Entre o período de 1939 e 1976, cerca de 261 famílias tiveram seus bebês roubados pelo sistema de tráfico do governo espanhol. Poucas pessoas tiveram sucesso em reencontrá-los, apesar dos esforços.
Isso em muito se deu devido ao Pacto do Esquecimento de 1977, uma lei de anistia que a Espanha aprovou logo após a morte de Franco e o fim do fascismo no país. A lei visava deixar para trás toda a história e os espólios do tempo sombrio do general, inclusive tudo o que foi mantido em sigilo pelo governo.
Desde então, a Organização das Nações Unidas (ONU) questiona a Lei de Anistia por não investigar uma série de casos de pessoas desaparecidas, tanto as que foram submetidas pela rede criminosa de tráfico humano quanto aquelas consideradas indesejáveis ao regime, que acabaram em valas comuns ou desapareceram.
Em 2002, o livro-documentário The Lost Children of Francoism, escrito por Montserrat Armengou e Ricard Belis, destacou uma série de casos individuais de sequestro de crianças durante o franquismo da Espanha. Tanto que demorou até 2011 para que várias famílias se apresentassem em uma ação coletiva na Suprema Corte espanhola na esperança de que seus casos fossem ouvidos.
Em junho de 2018, Inés Madrigal, de 49 anos, acusou o ginecologista aposentado Eduardo Vela, de 85 anos, de sequestrá-la quando criança e falsificar documentos para fazer com que sua mãe adotiva parecesse sua mãe biológica. Ela se tornou o primeiro caso público da rede do franquismo, mas apenas um dos mais de 3 mil processos de adoção clandestina movidos na Espanha só naquele ano. Alguns levaram a investigações, mas muitos foram arquivados.
A questão é: o que aconteceu durante a era de Franco permaneceu por mais 50 anos, desde a Guerra Civil até o início dos anos 1990. Segundo a Anistia, o governo nunca se interessou ou teve o cuidado de acabar com a indústria de roubo de bebês perpetrada por médicos, padres e freiras.
Com isso, é impossível determinar até que ponto o governo estava envolvido ou não na operação, visto que ela apenas floresceu como uma maneira clandestina de geração de dinheiro.
Uma luz só foi lançada sobre esse problema em 2011, depois que Antonio Barroso e Juan Luis Moreno vieram a público revelar que foram comprados por seus respectivos pais de um padre em Zaragoza, no leste da Espanha.
Demorou até 2018, após a eleição de um governo de esquerda no país, para que algo fosse feito.

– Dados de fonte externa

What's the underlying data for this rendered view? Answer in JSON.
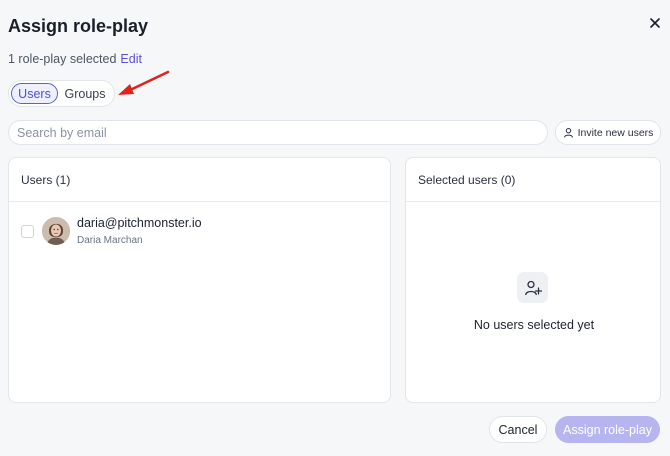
{
  "dialog": {
    "title": "Assign role-play",
    "close_icon": "close-icon",
    "summary_text": "1 role-play selected",
    "edit_link": "Edit"
  },
  "tabs": [
    {
      "label": "Users",
      "active": true
    },
    {
      "label": "Groups",
      "active": false
    }
  ],
  "search": {
    "placeholder": "Search by email",
    "value": ""
  },
  "invite_button": {
    "label": "Invite new users",
    "icon": "user-icon"
  },
  "users_panel": {
    "header": "Users (1)",
    "users": [
      {
        "email": "daria@pitchmonster.io",
        "name": "Daria Marchan",
        "checked": false
      }
    ]
  },
  "selected_panel": {
    "header": "Selected users (0)",
    "empty_icon": "user-plus-icon",
    "empty_text": "No users selected yet"
  },
  "footer": {
    "cancel_label": "Cancel",
    "assign_label": "Assign role-play"
  },
  "colors": {
    "accent": "#5a4fd6",
    "assign_disabled": "#b6b5f0",
    "annotation_arrow": "#e0231c"
  }
}
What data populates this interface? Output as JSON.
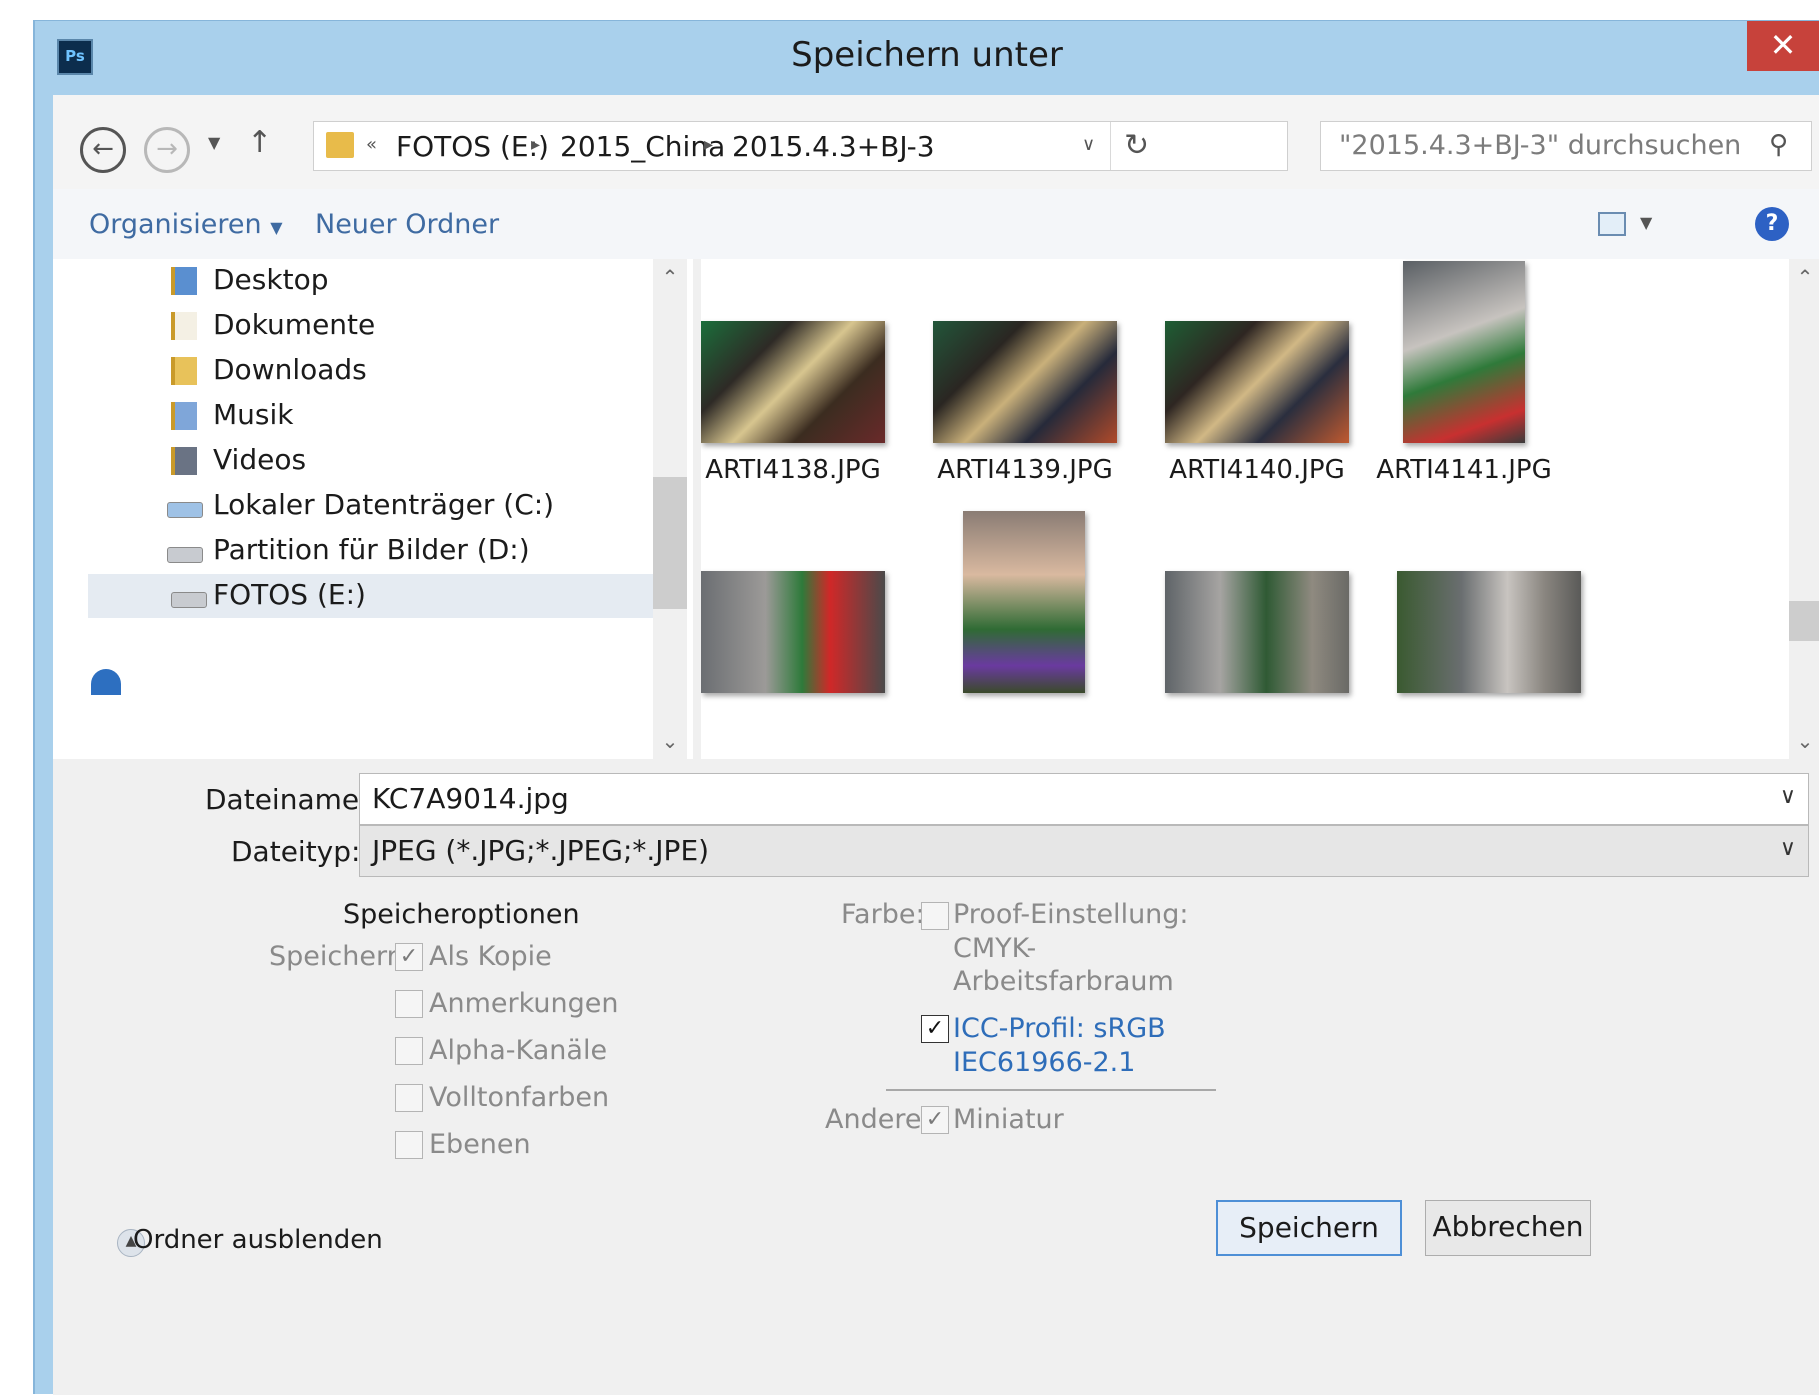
{
  "window": {
    "title": "Speichern unter",
    "app_icon_text": "Ps"
  },
  "nav": {
    "path": [
      "FOTOS (E:)",
      "2015_China",
      "2015.4.3+BJ-3"
    ],
    "search_placeholder": "\"2015.4.3+BJ-3\" durchsuchen"
  },
  "toolbar": {
    "organize_label": "Organisieren",
    "new_folder_label": "Neuer Ordner"
  },
  "sidebar": {
    "items": [
      {
        "label": "Desktop",
        "icon": "desktop-folder-icon"
      },
      {
        "label": "Dokumente",
        "icon": "documents-folder-icon"
      },
      {
        "label": "Downloads",
        "icon": "downloads-folder-icon"
      },
      {
        "label": "Musik",
        "icon": "music-folder-icon"
      },
      {
        "label": "Videos",
        "icon": "videos-folder-icon"
      },
      {
        "label": "Lokaler Datenträger (C:)",
        "icon": "system-drive-icon"
      },
      {
        "label": "Partition für Bilder (D:)",
        "icon": "drive-icon"
      },
      {
        "label": "FOTOS (E:)",
        "icon": "drive-icon",
        "selected": true
      }
    ]
  },
  "files": [
    {
      "name": "ARTI4138.JPG"
    },
    {
      "name": "ARTI4139.JPG"
    },
    {
      "name": "ARTI4140.JPG"
    },
    {
      "name": "ARTI4141.JPG"
    },
    {
      "name": ""
    },
    {
      "name": ""
    },
    {
      "name": ""
    },
    {
      "name": ""
    }
  ],
  "form": {
    "filename_label": "Dateiname:",
    "filename_value": "KC7A9014.jpg",
    "filetype_label": "Dateityp:",
    "filetype_value": "JPEG (*.JPG;*.JPEG;*.JPE)"
  },
  "options": {
    "title": "Speicheroptionen",
    "save_label": "Speichern:",
    "save_items": [
      {
        "label": "Als Kopie",
        "checked": true
      },
      {
        "label": "Anmerkungen",
        "checked": false
      },
      {
        "label": "Alpha-Kanäle",
        "checked": false
      },
      {
        "label": "Volltonfarben",
        "checked": false
      },
      {
        "label": "Ebenen",
        "checked": false
      }
    ],
    "color_label": "Farbe:",
    "proof_line1": "Proof-Einstellung:",
    "proof_line2": "CMYK-",
    "proof_line3": "Arbeitsfarbraum",
    "icc_line1": "ICC-Profil: sRGB",
    "icc_line2": "IEC61966-2.1",
    "icc_checked": true,
    "other_label": "Andere:",
    "thumbnail_label": "Miniatur",
    "thumbnail_checked": true
  },
  "footer": {
    "hide_folders_label": "Ordner ausblenden",
    "save_button": "Speichern",
    "cancel_button": "Abbrechen"
  },
  "colors": {
    "titlebar": "#a9d0ec",
    "close": "#c7423b",
    "link": "#3f6ba2",
    "accent": "#2e6db9"
  }
}
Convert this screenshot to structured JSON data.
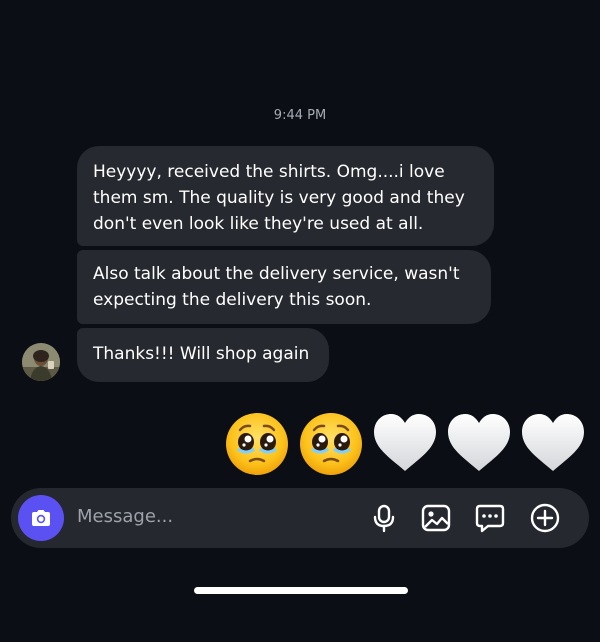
{
  "conversation": {
    "timestamp": "9:44 PM",
    "messages": [
      {
        "text": "Heyyyy, received the shirts. Omg....i love them sm. The quality is very good and they don't even look like they're used at all."
      },
      {
        "text": "Also talk about the delivery service, wasn't expecting the delivery this soon."
      },
      {
        "text": "Thanks!!! Will shop again"
      }
    ],
    "reactions": [
      "pleading-face",
      "pleading-face",
      "white-heart",
      "white-heart",
      "white-heart"
    ]
  },
  "composer": {
    "placeholder": "Message...",
    "icons": [
      "camera-icon",
      "microphone-icon",
      "gallery-icon",
      "sticker-icon",
      "add-icon"
    ],
    "accent_color": "#5b51f3"
  },
  "theme": {
    "background": "#0b0e15",
    "bubble": "#26292f"
  }
}
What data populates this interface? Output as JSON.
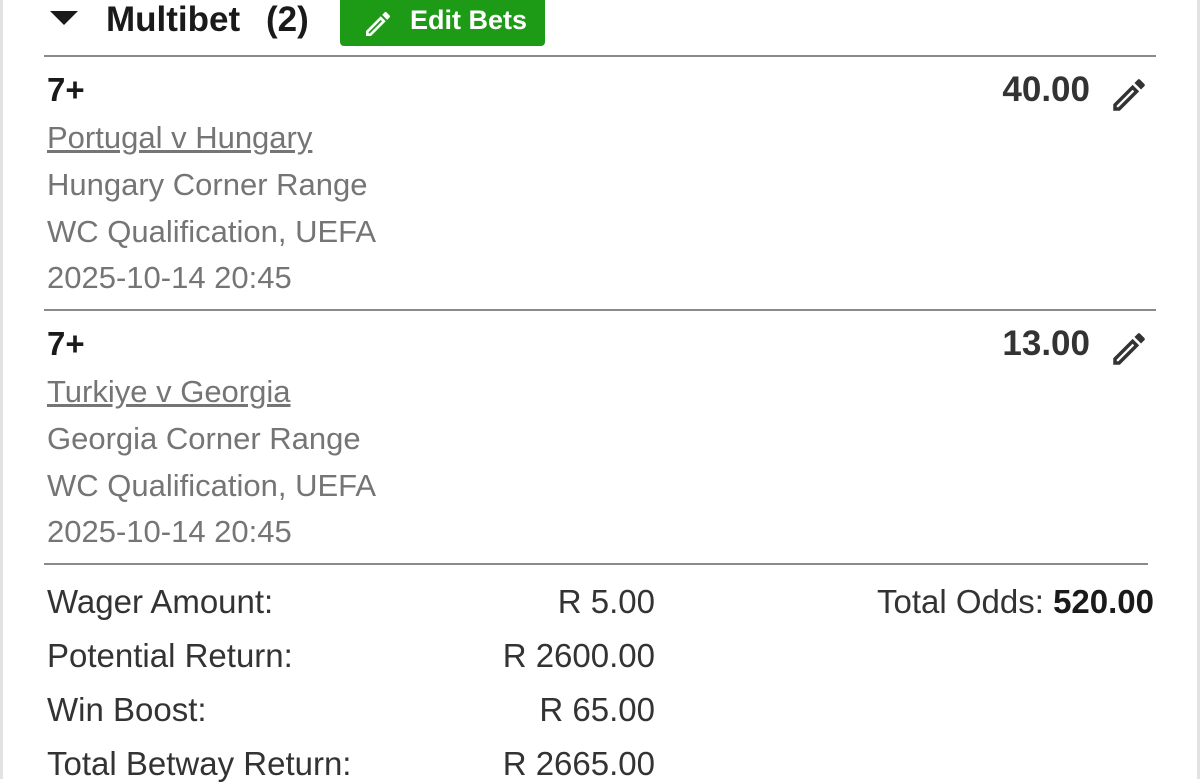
{
  "header": {
    "title": "Multibet",
    "count": "(2)",
    "edit_button_label": "Edit Bets"
  },
  "bets": [
    {
      "selection": "7+",
      "odds": "40.00",
      "match": "Portugal v Hungary",
      "market": "Hungary Corner Range",
      "competition": "WC Qualification, UEFA",
      "datetime": "2025-10-14 20:45"
    },
    {
      "selection": "7+",
      "odds": "13.00",
      "match": "Turkiye v Georgia",
      "market": "Georgia Corner Range",
      "competition": "WC Qualification, UEFA",
      "datetime": "2025-10-14 20:45"
    }
  ],
  "summary": {
    "wager_label": "Wager Amount:",
    "wager_value": "R 5.00",
    "potential_label": "Potential Return:",
    "potential_value": "R 2600.00",
    "boost_label": "Win Boost:",
    "boost_value": "R 65.00",
    "total_label": "Total Betway Return:",
    "total_value": "R 2665.00",
    "total_odds_label": "Total Odds:",
    "total_odds_value": "520.00"
  },
  "colors": {
    "accent_green": "#1d9a16",
    "muted_text": "#757575",
    "strong_text": "#1a1a1a"
  }
}
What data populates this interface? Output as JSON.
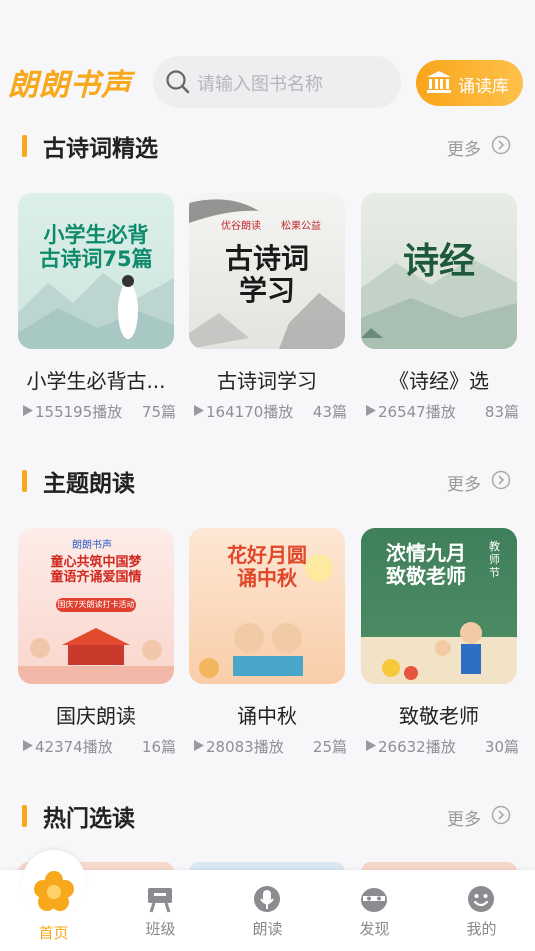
{
  "header": {
    "logo": "朗朗书声",
    "search_placeholder": "请输入图书名称",
    "library_label": "诵读库"
  },
  "sections": [
    {
      "title": "古诗词精选",
      "more": "更多",
      "books": [
        {
          "title": "小学生必背古...",
          "plays": "155195播放",
          "count": "75篇",
          "cover_text": "小学生必背\n古诗词75篇"
        },
        {
          "title": "古诗词学习",
          "plays": "164170播放",
          "count": "43篇",
          "cover_text": "古诗词\n学习",
          "cover_brand_a": "优谷朗读",
          "cover_brand_b": "松果公益"
        },
        {
          "title": "《诗经》选",
          "plays": "26547播放",
          "count": "83篇",
          "cover_text": "诗经"
        }
      ]
    },
    {
      "title": "主题朗读",
      "more": "更多",
      "books": [
        {
          "title": "国庆朗读",
          "plays": "42374播放",
          "count": "16篇",
          "cover_text": "童心共筑中国梦\n童语齐诵爱国情",
          "cover_badge": "朗朗书声",
          "cover_sub": "国庆7天朗读打卡活动"
        },
        {
          "title": "诵中秋",
          "plays": "28083播放",
          "count": "25篇",
          "cover_text": "花好月圆\n诵中秋"
        },
        {
          "title": "致敬老师",
          "plays": "26632播放",
          "count": "30篇",
          "cover_text": "浓情九月\n致敬老师",
          "cover_side": "教师节"
        }
      ]
    },
    {
      "title": "热门选读",
      "more": "更多",
      "books": []
    }
  ],
  "tabs": [
    {
      "label": "首页",
      "icon": "flower-icon",
      "active": true
    },
    {
      "label": "班级",
      "icon": "class-icon"
    },
    {
      "label": "朗读",
      "icon": "microphone-icon"
    },
    {
      "label": "发现",
      "icon": "discover-icon"
    },
    {
      "label": "我的",
      "icon": "smile-face-icon"
    }
  ],
  "colors": {
    "accent": "#f7a81b",
    "background": "#f7f6f9",
    "muted": "#999999"
  }
}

Foi aprovada no mesmo ano uma comissão parlamentar para ajudar famílias que acreditam que seus entes queridos foram roubados.
Uma investigação feita pelo Ministério Público estadual apontou que, entre 2011 e 2021, cerca de 2.138 denúncias de crianças roubadas foram feitas, das quais apenas 526 foram processadas (e arquivadas em seguida), dos 51.266 casos de sequestro de bebês.
Em 2021, foi lançada uma busca internacional por essas milhares de crianças desaparecidas espalhadas pelo mundo. Os promotores reabriram milhares de processos criminais arquivados devido ao prazo de prescrição expirado ou por falta de provas. Um projeto de lei chamado Lei de Bebês Roubados foi criado para encontrar justiça aos parentes daqueles que foram roubados quando crianças.
No ano seguinte, a denominada “lei da memória democrática” foi aprovada, dando às autoridades nova permissão para investigar irregularidades da era fascista, usada especificamente para investigar melhor o caso de sequestro de bebês. Também foi criado um banco de DNA para facilitar o rastreamento de familiares por parentes.
E, apesar de todos os esforços do atual governo de Pedro Sánchez, o Partido Popular da Espanha, de direita, permanece lutando para reverter legislações que possam expor os crimes do governo fascista de Francisco Franco – ou até mesmo desmantelar um esquema milionário.